The U.S. government struck a record low-cost deal with Elon Musk’s xAI to expand federal access to its Grok chatbot, underscoring Washington’s accelerating adoption of AI despite concerns over the bot’s reliability. (Source: Image by RR)

Longest-Term Deal Yet Signals Washington’s Deepening Commitment to AI

The U.S. government is deepening its embrace of artificial intelligence through a new deal with Elon Musk’s startup xAI. On Thursday, the General Services Administration (GSA) announced that federal agencies can now purchase Grok, xAI’s flagship chatbot, for just $0.42 per organization annually, effective through March 2027. The pricing, according to an article in finance.yahoo.com, undercuts rival OpenAI’s ChatGPT, which costs $1 per year for government access, and marks the most cost-effective deal yet under Washington’s AI-focused OneGov strategy.

Launched in April, OneGov seeks to modernize federal procurement by standardizing terms, cutting duplicate contracts, and accelerating the adoption of new technologies across agencies. Meta, OpenAI, Anthropic and Google have all signed similar agreements, but the Grok deal stands out both for its unusually low cost and its extended timeline. As part of the arrangement, xAI engineers will also support agencies directly, assisting with technical integration and training to help ensure smoother deployments of the chatbot.

Supporters argue that the agreement strengthens the government’s efficiency drive, aligning with President Donald Trump’s AI Action Plan, which emphasizes cutting red tape and embedding AI in core government functions. “Widespread access to advanced AI models is essential to building the efficient, accountable government that taxpayers deserve,” said Federal Acquisition Service Commissioner Josh Gruenbaum. He credited xAI’s willingness to commit resources, including dedicated engineers, as a factor that will help accelerate adoption across federal offices.

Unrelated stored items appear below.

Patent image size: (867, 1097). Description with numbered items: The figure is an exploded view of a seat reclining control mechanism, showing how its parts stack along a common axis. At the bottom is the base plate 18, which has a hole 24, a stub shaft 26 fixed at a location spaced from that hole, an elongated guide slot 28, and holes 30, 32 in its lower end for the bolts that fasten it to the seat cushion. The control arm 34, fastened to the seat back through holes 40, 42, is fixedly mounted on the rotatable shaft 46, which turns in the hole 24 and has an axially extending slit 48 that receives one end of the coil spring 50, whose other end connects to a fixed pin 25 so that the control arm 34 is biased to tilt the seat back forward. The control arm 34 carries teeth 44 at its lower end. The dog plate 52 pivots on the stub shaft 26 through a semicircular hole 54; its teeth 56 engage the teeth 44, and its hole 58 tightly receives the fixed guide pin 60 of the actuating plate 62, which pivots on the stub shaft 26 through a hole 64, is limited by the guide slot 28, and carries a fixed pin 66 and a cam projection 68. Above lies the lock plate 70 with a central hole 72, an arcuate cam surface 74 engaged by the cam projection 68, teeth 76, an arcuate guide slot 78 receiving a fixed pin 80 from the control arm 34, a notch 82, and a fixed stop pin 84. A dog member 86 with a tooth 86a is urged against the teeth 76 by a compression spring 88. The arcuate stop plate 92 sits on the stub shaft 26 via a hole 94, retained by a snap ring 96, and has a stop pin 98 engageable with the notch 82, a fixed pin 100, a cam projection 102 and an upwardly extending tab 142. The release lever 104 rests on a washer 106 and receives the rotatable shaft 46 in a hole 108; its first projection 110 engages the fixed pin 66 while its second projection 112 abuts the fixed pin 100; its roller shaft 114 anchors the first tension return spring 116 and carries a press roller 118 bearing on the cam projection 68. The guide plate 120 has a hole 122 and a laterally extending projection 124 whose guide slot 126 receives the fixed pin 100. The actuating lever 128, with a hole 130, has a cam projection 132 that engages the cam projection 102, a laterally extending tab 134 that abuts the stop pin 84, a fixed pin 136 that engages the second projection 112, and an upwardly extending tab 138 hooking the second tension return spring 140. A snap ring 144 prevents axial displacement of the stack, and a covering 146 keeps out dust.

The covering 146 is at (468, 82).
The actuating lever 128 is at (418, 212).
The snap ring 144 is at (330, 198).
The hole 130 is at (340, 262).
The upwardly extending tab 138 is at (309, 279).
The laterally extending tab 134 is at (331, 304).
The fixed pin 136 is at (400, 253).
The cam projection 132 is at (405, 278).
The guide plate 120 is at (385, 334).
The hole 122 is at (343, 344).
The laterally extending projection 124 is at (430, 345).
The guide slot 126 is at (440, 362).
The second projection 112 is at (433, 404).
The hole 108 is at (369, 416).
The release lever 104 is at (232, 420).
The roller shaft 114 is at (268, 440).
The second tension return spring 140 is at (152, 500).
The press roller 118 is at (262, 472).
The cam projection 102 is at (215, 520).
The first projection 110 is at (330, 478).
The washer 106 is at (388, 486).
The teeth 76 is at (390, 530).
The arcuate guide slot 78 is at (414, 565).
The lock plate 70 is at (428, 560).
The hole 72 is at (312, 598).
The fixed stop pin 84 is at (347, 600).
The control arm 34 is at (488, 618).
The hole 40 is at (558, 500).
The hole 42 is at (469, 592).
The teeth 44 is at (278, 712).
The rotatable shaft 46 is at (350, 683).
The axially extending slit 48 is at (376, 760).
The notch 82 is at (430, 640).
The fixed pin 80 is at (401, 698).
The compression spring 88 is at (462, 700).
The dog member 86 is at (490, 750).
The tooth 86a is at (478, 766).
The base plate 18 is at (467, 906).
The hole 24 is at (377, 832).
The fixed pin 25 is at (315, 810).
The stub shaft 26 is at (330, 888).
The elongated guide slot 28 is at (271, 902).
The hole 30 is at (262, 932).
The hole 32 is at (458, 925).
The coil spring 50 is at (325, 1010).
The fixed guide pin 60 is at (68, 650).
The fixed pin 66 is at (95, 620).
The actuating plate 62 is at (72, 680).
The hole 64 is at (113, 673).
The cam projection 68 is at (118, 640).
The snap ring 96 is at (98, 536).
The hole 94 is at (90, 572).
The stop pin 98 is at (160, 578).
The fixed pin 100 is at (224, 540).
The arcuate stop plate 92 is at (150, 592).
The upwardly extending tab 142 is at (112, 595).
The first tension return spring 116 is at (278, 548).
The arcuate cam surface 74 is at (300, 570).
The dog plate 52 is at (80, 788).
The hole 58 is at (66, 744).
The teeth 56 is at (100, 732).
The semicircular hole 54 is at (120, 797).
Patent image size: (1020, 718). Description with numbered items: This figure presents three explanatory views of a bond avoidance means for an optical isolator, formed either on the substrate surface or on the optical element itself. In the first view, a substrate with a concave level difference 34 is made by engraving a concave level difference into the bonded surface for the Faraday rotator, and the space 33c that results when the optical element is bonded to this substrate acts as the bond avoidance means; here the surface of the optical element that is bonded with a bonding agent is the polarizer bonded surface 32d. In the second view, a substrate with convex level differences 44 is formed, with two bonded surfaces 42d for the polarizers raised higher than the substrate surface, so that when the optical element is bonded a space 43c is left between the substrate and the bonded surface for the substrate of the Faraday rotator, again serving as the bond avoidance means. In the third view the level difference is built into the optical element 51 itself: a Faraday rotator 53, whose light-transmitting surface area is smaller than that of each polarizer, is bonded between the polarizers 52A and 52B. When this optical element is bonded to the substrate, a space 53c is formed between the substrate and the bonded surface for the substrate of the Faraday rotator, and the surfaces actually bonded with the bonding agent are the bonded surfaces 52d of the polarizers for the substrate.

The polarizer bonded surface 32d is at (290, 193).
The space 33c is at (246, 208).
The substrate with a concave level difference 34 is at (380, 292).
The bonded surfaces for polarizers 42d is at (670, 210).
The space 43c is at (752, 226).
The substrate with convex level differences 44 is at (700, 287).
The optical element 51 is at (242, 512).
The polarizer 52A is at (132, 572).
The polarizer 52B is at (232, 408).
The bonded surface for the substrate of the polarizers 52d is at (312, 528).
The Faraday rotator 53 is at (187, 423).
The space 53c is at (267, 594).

Still, the deal is not without controversy. Some Democratic lawmakers and advocacy groups have criticized the Trump administration’s eagerness to adopt Grok, pointing to the chatbot’s history of producing inaccurate or offensive outputs, including hate speech. They argue that widespread federal use of Grok risks spreading unreliable information in sensitive contexts. Those concerns highlight the high-stakes competition among major AI firms—xAI, OpenAI, Meta, and Alphabet—for influence in the federal market. Musk’s startup, now valued at $200 billion after raising more than $10 billion in new funding, is positioning itself as a central player in that contest. The GSA agreement—its longest-running and cheapest yet—cements Grok’s role in Washington’s fast-moving AI race, even as questions about trust and oversight remain unresolved.